Karena daya tahan tubuh Arabella sedang lemah sehingga dia mudah tertular. Sekarang selain pening di kepalanya, di bagian matanya terasa berdenyut-denyut dan seluruh permukaan kepalanya terasa nyeri.
Untung saja siang ini dia tidak ada jadwal pemotretan. Karena memang tidak setiap hari Arabella menjadi model. Mungkin seminggu hanya dua atau tiga kali dia di jadwalkan untuk pemotretan. Maka dari itu dia harus mencari pekerjaan tambahan.
Arabella berjalan dengan lunglai menuju stasiun subway. Udara pagi hari yang dingin terasa menerpa kulitnya, menyiksanya karena terasa menusuk sampai ke tulang.

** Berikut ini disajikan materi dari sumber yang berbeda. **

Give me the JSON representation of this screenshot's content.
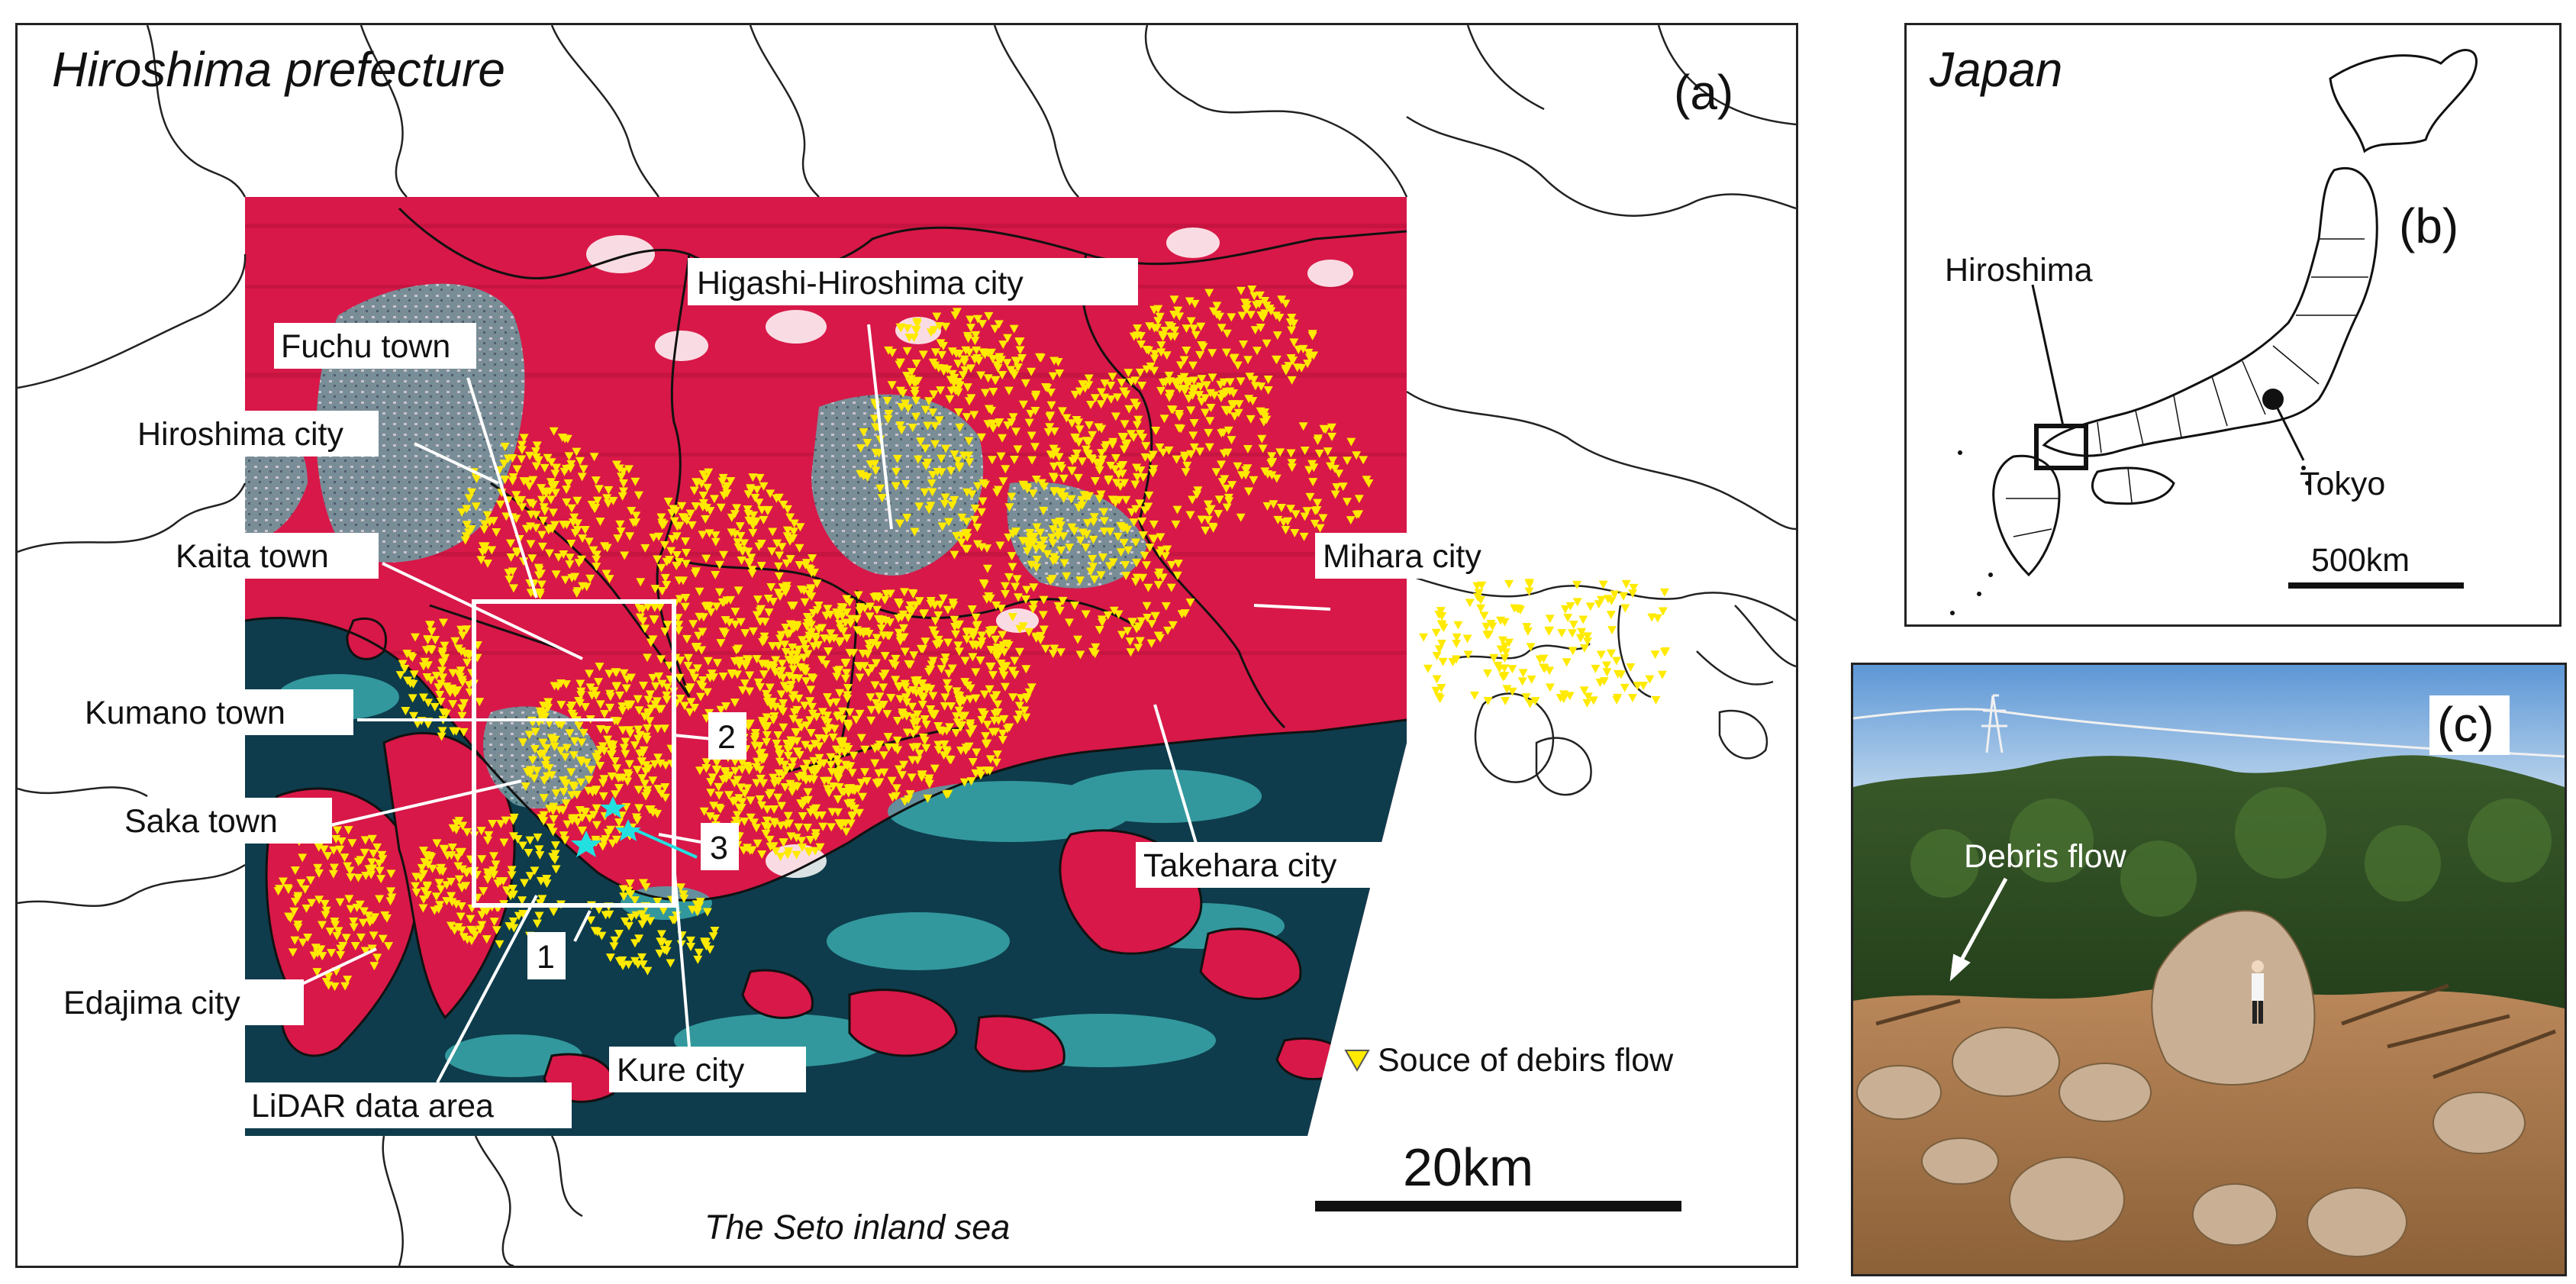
{
  "panel_a": {
    "title": "Hiroshima prefecture",
    "label": "(a)",
    "places": {
      "higashi_hiroshima": "Higashi-Hiroshima city",
      "fuchu": "Fuchu town",
      "hiroshima_city": "Hiroshima city",
      "kaita": "Kaita town",
      "kumano": "Kumano town",
      "saka": "Saka town",
      "edajima": "Edajima city",
      "lidar": "LiDAR data area",
      "kure": "Kure city",
      "mihara": "Mihara city",
      "takehara": "Takehara city"
    },
    "site_numbers": [
      "1",
      "2",
      "3"
    ],
    "legend_label": "Souce of debirs flow",
    "scale_label": "20km",
    "sea_label": "The Seto inland sea",
    "colors": {
      "vegetation": "#d81848",
      "urban": "#6e9aa0",
      "sea": "#0e3c4c",
      "debris_marker": "#ffea00",
      "lidar_box": "#ffffff",
      "survey_marker": "#22e0e0"
    }
  },
  "panel_b": {
    "title": "Japan",
    "label": "(b)",
    "hiroshima_label": "Hiroshima",
    "tokyo_label": "Tokyo",
    "scale_label": "500km"
  },
  "panel_c": {
    "label": "(c)",
    "annotation": "Debris flow"
  }
}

Arabella merapatkan jaketnya yang terbuat dari bahan wol, jaket itu sudah menipis karena terlalu sering dipakai dan dicuci sehingga tidak membantunya mengatasi hawa dingin.
Dia berjalan di tepi jalan yang masih lengang itu, hanya ada beberapa kendaraan pribadi yang lalu lalang, dan taxi yang beberapa di antaranya memberi isyarat pada Arabella, membuat Arabella harus menggelengkan kepalanya.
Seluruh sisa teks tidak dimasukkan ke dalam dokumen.